The benchmark 62%-grade iron ore headed for China was fairly constant this week on the spot market at roughly $100 per tonne, down 18% from the previous three months.

Iron ore prices were sustained by increasing demand from steel mills and restocking demand in the run-up to China’s Golden Week vacations beginning on October 1.

According to data from the Mysteel consultancy, the utilisation rate of China’s blast furnace capacity increased significantly over the previous eight weeks to reach 89.08% as of September 23, the highest level since June.

Run rates for electric arc furnaces increased from 45.83% on September 2 to an average of 52.3% over the three weeks that concluded on September 23.
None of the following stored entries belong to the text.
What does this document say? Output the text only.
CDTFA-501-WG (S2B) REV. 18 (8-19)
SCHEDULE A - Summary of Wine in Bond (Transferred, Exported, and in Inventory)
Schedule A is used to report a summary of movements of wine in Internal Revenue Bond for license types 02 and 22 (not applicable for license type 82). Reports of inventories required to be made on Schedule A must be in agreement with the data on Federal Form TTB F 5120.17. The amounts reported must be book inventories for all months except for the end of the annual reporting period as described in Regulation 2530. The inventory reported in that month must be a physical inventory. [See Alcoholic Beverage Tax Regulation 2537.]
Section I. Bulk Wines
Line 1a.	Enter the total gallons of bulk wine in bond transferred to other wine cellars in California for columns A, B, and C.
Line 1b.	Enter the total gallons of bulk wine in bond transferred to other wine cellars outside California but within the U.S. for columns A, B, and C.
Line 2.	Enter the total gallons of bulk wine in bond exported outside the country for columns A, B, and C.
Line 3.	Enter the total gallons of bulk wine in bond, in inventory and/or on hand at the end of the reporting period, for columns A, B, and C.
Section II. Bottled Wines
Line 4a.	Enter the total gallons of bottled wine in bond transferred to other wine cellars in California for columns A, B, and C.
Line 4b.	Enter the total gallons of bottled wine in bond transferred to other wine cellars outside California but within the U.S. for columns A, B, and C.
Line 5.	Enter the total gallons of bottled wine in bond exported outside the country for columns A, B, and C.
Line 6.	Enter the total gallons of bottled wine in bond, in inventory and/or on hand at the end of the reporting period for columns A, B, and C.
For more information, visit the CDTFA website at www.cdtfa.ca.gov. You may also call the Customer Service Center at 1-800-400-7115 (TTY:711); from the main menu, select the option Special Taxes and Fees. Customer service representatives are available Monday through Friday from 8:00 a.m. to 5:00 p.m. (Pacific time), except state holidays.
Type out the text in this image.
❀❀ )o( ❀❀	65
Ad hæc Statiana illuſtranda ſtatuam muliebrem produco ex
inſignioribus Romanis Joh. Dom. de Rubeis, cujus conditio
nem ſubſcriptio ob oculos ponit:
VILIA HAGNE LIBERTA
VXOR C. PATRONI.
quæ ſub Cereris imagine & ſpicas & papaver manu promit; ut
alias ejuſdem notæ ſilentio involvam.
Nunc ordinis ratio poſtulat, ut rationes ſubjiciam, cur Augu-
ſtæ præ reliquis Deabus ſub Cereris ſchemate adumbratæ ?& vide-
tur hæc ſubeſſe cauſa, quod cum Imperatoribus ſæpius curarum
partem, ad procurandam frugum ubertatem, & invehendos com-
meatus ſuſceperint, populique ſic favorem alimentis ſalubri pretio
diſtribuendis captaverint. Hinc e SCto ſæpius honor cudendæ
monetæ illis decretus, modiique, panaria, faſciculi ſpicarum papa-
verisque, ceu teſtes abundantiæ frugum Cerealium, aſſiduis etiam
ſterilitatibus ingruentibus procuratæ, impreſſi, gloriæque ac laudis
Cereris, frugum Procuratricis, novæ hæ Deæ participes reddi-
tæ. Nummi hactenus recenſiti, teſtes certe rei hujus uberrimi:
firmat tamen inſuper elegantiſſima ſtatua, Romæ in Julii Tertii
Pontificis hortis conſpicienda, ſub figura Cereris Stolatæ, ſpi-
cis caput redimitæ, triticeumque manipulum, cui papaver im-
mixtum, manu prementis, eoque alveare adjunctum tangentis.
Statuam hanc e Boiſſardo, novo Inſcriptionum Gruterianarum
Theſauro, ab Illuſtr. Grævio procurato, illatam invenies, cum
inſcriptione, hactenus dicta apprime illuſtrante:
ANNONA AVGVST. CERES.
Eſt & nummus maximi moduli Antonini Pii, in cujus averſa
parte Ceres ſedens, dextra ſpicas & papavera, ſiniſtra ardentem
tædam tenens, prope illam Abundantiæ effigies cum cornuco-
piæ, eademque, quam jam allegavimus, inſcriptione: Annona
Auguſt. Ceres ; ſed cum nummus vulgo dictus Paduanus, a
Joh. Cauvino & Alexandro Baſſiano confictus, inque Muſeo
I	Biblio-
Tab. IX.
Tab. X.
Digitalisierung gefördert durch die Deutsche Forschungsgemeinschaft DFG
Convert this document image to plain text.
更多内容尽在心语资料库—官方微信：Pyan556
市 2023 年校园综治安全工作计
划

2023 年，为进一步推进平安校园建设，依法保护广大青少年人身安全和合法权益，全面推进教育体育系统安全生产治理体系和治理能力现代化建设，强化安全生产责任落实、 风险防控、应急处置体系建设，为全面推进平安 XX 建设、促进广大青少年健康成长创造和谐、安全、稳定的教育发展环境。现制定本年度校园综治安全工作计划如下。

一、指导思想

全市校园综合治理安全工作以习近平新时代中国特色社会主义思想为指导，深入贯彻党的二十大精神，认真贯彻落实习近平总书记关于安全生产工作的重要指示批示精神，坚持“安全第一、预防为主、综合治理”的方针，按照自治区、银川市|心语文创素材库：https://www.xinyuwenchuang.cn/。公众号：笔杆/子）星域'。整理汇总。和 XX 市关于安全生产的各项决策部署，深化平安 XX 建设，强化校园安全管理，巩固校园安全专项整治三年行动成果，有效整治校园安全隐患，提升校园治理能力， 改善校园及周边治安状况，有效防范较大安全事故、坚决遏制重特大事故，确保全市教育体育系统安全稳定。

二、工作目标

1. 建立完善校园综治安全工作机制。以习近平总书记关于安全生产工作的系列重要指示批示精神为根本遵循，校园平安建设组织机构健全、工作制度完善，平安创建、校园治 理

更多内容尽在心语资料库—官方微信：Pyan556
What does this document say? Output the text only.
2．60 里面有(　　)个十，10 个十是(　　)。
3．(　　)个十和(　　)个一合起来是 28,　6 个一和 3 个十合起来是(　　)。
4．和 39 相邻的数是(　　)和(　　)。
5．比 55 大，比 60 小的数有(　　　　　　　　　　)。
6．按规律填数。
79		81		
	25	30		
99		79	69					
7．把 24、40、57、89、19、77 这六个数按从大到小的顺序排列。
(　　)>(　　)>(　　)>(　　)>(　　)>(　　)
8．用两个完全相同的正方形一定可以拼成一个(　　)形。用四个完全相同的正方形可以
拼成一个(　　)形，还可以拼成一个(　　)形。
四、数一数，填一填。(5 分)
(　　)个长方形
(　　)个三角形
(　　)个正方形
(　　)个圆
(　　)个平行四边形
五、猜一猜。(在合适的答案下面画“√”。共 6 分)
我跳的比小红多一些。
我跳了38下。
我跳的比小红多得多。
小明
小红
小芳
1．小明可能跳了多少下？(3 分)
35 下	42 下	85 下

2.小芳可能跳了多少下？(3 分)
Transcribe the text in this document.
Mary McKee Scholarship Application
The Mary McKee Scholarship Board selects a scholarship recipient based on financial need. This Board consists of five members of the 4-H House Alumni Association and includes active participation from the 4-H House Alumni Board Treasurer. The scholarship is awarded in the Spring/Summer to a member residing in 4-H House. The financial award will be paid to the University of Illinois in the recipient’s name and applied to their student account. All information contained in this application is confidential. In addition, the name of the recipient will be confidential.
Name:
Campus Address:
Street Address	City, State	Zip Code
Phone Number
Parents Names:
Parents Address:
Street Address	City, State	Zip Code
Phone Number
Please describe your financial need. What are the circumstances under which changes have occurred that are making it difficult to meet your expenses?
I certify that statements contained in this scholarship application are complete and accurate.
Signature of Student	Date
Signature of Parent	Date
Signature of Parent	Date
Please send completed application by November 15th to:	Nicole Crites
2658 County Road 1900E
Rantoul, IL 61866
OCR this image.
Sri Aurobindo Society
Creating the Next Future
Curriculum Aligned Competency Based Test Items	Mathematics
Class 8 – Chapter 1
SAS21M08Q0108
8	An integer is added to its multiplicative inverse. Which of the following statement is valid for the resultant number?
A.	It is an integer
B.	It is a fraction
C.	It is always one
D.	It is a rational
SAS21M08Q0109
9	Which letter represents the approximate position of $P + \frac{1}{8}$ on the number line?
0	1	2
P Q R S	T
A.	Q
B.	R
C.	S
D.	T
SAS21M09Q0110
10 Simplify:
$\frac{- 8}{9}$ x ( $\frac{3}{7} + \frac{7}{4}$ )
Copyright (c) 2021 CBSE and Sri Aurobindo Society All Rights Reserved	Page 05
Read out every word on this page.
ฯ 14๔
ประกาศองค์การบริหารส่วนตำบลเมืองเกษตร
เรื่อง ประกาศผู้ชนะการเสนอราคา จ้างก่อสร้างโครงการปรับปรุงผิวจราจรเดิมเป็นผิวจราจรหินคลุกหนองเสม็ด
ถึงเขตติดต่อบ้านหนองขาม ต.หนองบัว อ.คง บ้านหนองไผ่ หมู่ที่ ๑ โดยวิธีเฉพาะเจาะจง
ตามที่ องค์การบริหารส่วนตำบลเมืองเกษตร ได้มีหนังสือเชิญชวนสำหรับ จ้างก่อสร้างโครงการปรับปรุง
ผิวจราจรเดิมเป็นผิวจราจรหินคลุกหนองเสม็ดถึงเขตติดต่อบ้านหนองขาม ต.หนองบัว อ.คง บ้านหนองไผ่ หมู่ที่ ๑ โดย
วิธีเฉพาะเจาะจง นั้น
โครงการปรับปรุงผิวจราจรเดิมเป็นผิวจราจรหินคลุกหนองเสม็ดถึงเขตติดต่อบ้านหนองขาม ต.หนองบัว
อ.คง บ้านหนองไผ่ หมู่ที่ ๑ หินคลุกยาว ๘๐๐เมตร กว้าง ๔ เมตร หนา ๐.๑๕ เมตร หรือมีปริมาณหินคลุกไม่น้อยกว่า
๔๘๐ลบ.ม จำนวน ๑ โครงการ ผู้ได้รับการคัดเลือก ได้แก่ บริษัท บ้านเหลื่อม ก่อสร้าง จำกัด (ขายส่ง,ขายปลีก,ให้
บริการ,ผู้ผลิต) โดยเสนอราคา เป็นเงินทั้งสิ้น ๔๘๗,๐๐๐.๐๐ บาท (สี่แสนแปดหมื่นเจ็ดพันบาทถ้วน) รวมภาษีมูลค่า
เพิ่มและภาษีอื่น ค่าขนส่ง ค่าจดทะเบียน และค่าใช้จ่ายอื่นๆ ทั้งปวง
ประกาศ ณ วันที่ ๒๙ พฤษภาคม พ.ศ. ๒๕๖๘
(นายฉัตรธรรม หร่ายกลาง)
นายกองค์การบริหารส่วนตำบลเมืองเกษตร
The experts at Zhongzhou Futures stated in a note that “replenishment of warehouses before the festival is still in progress.”

However, economists warned that total Chinese demand for iron ore could be muted in the months to come, particularly if Beijing maintains its zero-COVID policy.

In the medium term, analysts from Zhongzhou advised being bearish.

On the Shanghai Futures Exchange, hot-rolled coil and rebar both decreased by 0.9%, while stainless steel increased by 1.1%.

Coke and coking coal from Dalian both lost 0.3% and 0.2% of their weight.

On Friday, there won’t be any late-night trading on the Dalian exchange.